Saturday, June 11, 2005

I don't think I can work this through in writing. The whole series of events leading up to and down from that pivotal moment. I feel unequal to the challenge of committing it to paper.

When I was 14 I had a pet snake, a boa constrictor I named Oliver Twist. I was inexperienced at keeping reptiles. I'd grown up with dogs and cats, tropical fish and strawberry finches. True, I'd caught and released many a horny-toad (kids didn't call 'em horned lizards back then) on family weekends up around Castaic, and alligator lizards in L.A. alleyways. But I'd never caught or kept a snake. Oliver wasn't very big; he was an infant, really, only 18 inches long or thereabouts. Big enough to strangle and swallow a full-grown mouse. One day I had Oliver out of his tank and he crawled up my arm to the back of my neck and then up through my long hair to the top of my head. There he coiled and went to sleep. I was so silly. Because I'd read that the only time a boa might bite you is if you approach it suddenly from in front of its face. And I couldn't tell where his face was, so I was afraid to reach up and take hold of him to put him away, and so I sat there like that for a very long time. (In a recent dream this scene played out again, only with an owl instead of a snake.)

My point is, I don't know how to approach the writing I need to do about That Day. No matter which direction I reach toward it from it's liable to bite. I don't want to be blatantly self-serving. I'd prefer to write it out from imagined observers' views and then inform that with my private turmoil. But my reactions were fueled by emotions that have roots far in the past, so I'd have to preface everything with explication--oh, exhausting, exhausting, and to what end? The off chance that Josh might read this far down in the blog and maybe comprehend it? Too much cynicism all around.

Actions in the world have more meaning than language--images, 3-D interactions with surroundings more powerful than words--so perhaps I'll chicken out and stick with uncovering the herb garden. Or maybe not. Just how long can I sit with this snake on my head?
7:14:43 PM    comment []  



Early Saturday morning

It happened at the birthday party last fall. And for a while afterward I awoke crying every morning, and went to sleep crying every night. My pain and rage consumed me. It finally sent me over the edge of a complete mental breakdown. I never knew what that meant before. Always presumed a life lived with love and generosity was immune to such indulgences. Now I know that no one's immune, and the perception of love and generosity is entirely relative. I plunged deep, and it was a good thing I lived far from human witnesses--except for my brother, who ought not to have been with me then, for his sake. But there are no options where he is concerned. His presence probably kept me from going completely mad, my responsibility for him gave me something to hang onto. The care and feeding of pets, too, helped make a rhythm in the days. Possibly most healing was the morning and evening work with tarot images I was already in the habit of. They acted on my subconscious, doing their work, possibly, even when I was at my worst. After a while I stopped crying every day, but to this minute I relive that scene, that train wreck of lives that happened at the birthday party. And I'll never get past it until I express it, maybe.

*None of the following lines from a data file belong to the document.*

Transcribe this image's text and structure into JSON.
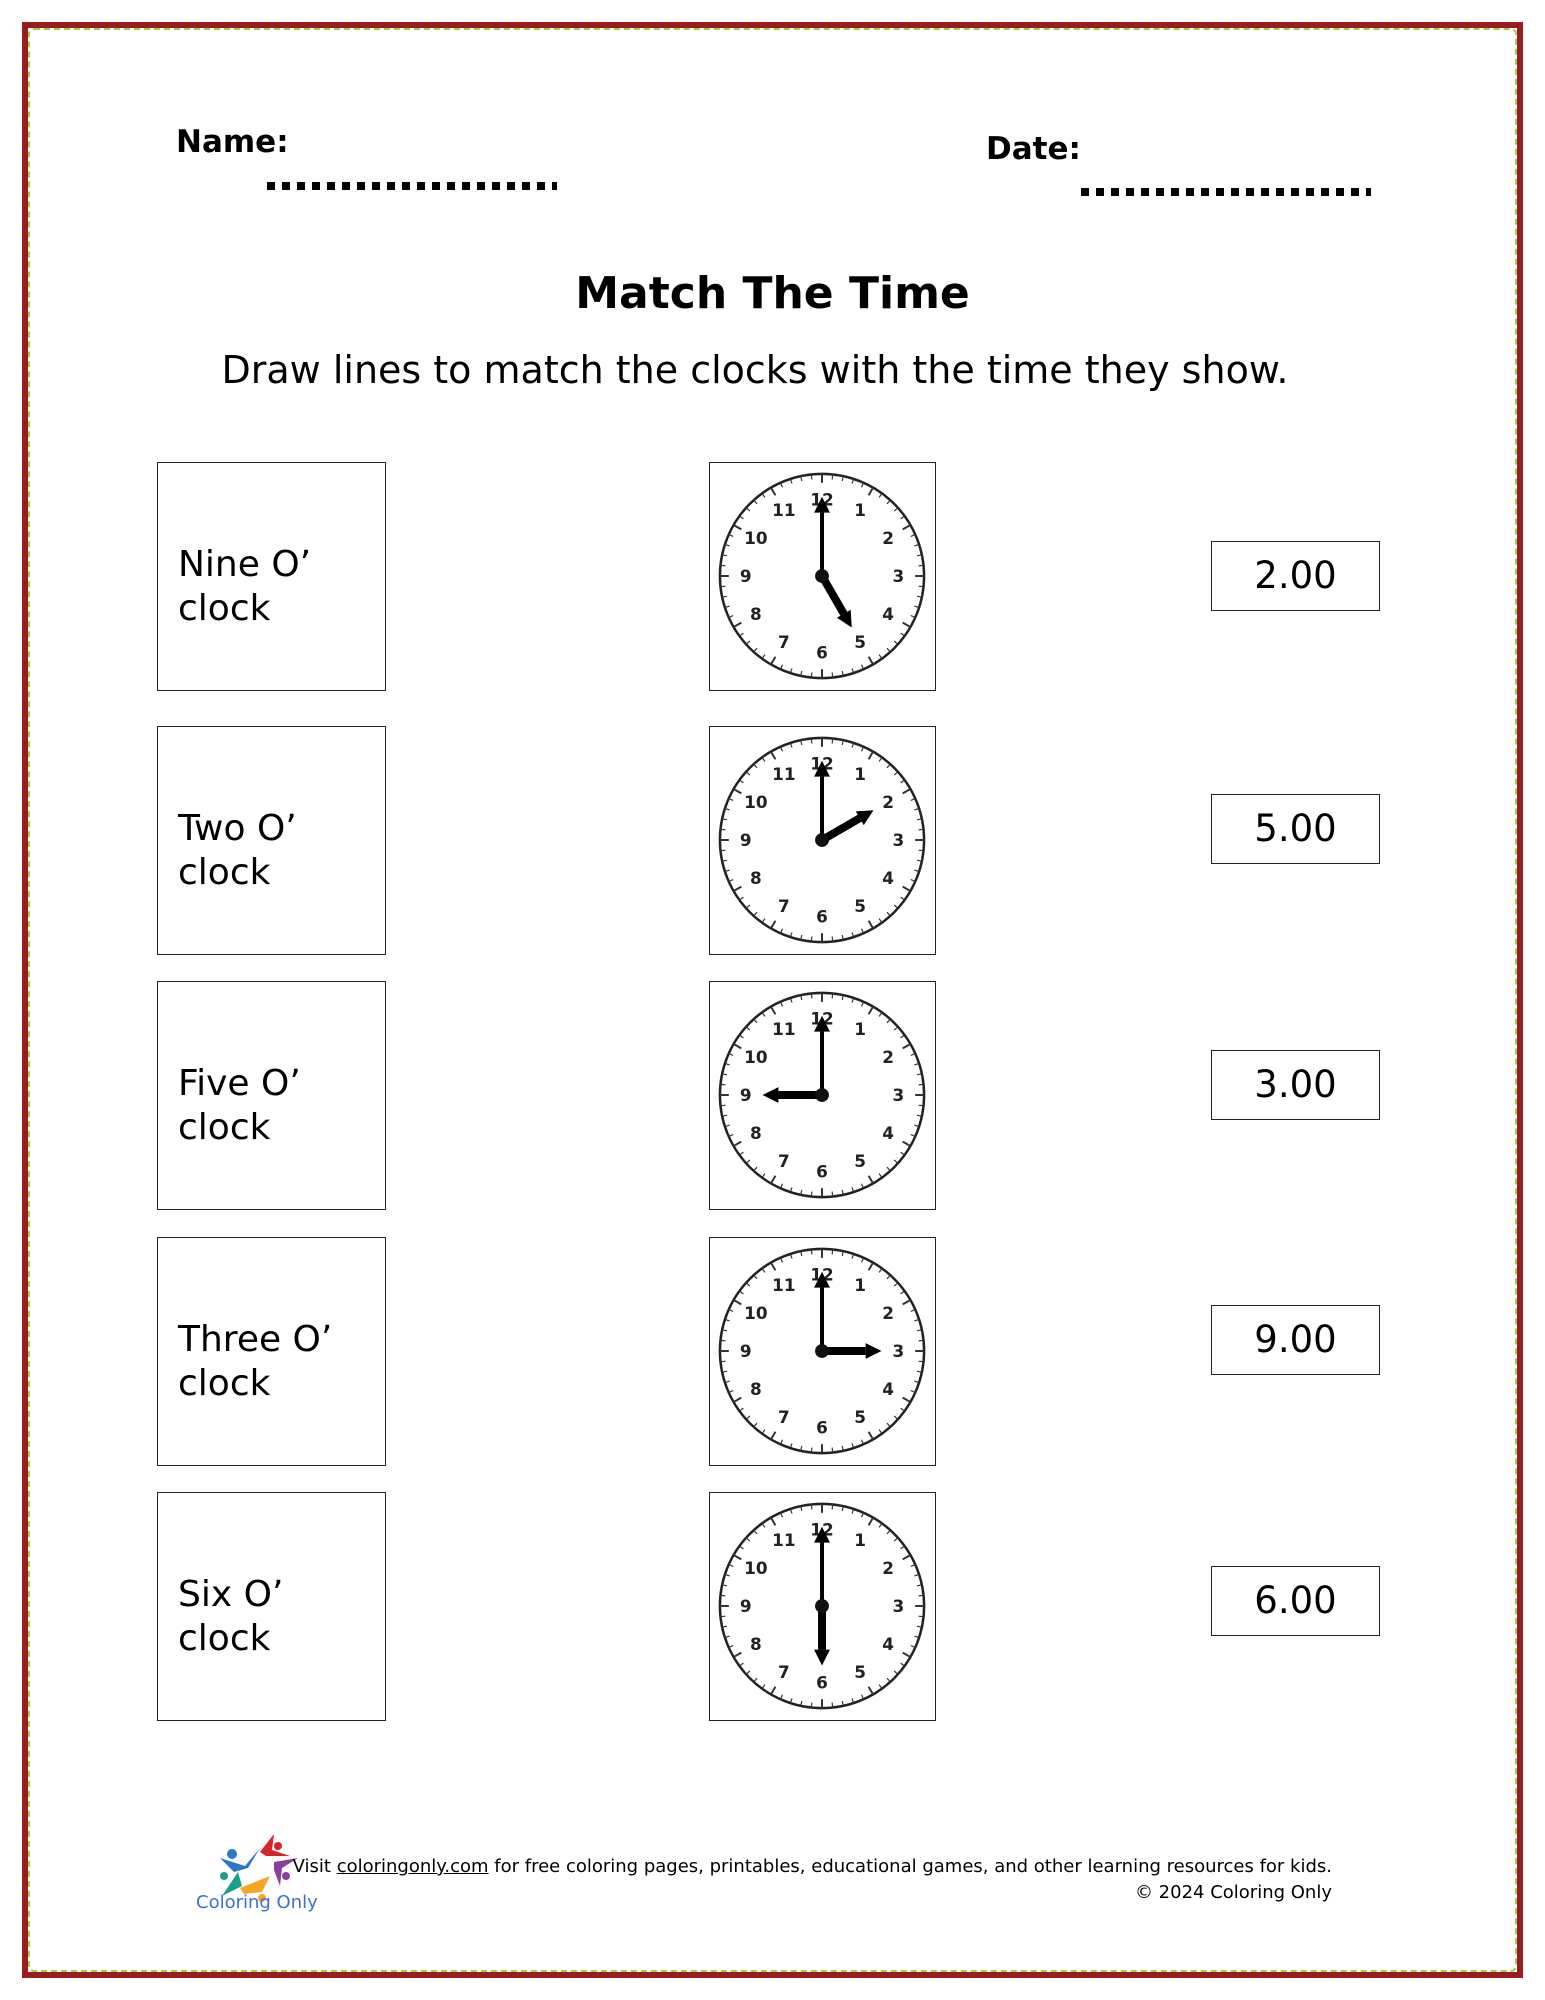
{
  "header": {
    "name_label": "Name:",
    "date_label": "Date:"
  },
  "title": "Match The Time",
  "instruction": "Draw lines to match the clocks with the time they show.",
  "words": [
    {
      "label": "Nine O’ clock"
    },
    {
      "label": "Two O’ clock"
    },
    {
      "label": "Five O’ clock"
    },
    {
      "label": "Three O’ clock"
    },
    {
      "label": "Six O’ clock"
    }
  ],
  "clocks": [
    {
      "shows": "5:00",
      "hour": 5,
      "minute": 0
    },
    {
      "shows": "2:00",
      "hour": 2,
      "minute": 0
    },
    {
      "shows": "9:00",
      "hour": 9,
      "minute": 0
    },
    {
      "shows": "3:00",
      "hour": 3,
      "minute": 0
    },
    {
      "shows": "6:00",
      "hour": 6,
      "minute": 0
    }
  ],
  "clock_numbers": [
    "12",
    "1",
    "2",
    "3",
    "4",
    "5",
    "6",
    "7",
    "8",
    "9",
    "10",
    "11"
  ],
  "times": [
    {
      "label": "2.00"
    },
    {
      "label": "5.00"
    },
    {
      "label": "3.00"
    },
    {
      "label": "9.00"
    },
    {
      "label": "6.00"
    }
  ],
  "footer": {
    "logo_text": "Coloring Only",
    "visit_prefix": "Visit ",
    "link_text": "coloringonly.com",
    "visit_suffix": " for free coloring pages, printables, educational games, and other learning resources for kids.",
    "copyright": "© 2024 Coloring Only"
  },
  "colors": {
    "border": "#9b1c1f",
    "inner_border": "#7ccf2a",
    "logo_text": "#3a6fd8"
  }
}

I tried to meditate this morning--guided, journey--and saw myself before a high-rise hotel. I pushed open the double glass doors and entered. Smelled that new hotel smell. Climbed the great carpeted staircase to the second floor. A hallway. Bright light at one end. I walked there. Guests sat in soft armchairs reading newspapers in sun that streamed through floor-to-ceiling windows. I wanted to stay there but though I kept imagining myself sinking into the cushions in the warmth and light, I couldn't make it happen. At the end of another hall I glimpsed the first steps of another flight of stairs. I walked there, and, ignoring the exit door nearby, began another climb, up and around, and I saw a door at the top, a gray door with a bright metal knob. I began climbing up toward it, but it receded and receded before me; I climbed and climbed, for years it seemed, sensing and discarding my frustration and irritation, single-mindedly climbing up toward it with my arm outstretched. Finally I felt the cold brass of the knob in my hand, and I turned it and pushed open the door--into that moment at the birthday party, that scene, that horror, and I was halted, paralyzed, as it played out before me.

So I know now I'll never move an inch from where I am, spiritually or physically, if I don't finally work this through thoroughly, on paper, on screen, from every angle. This is my assignment for the weekend. In the intervals, when I take a break from writing, I've committed myself to clearing the spaces around the herbs outside, creating a garden around the plants I brought with me last year, and to begin transplanting cottonwood saplings from upstream, just as though I meant to stay here a very long time. Just as if I were loving back what has been loving me all along--the life around me that only wants more life, more life, more life. I can help make that happen here, even if it's temporary.

Tomorrow is my grandson's fifth birthday. I miss my family very much.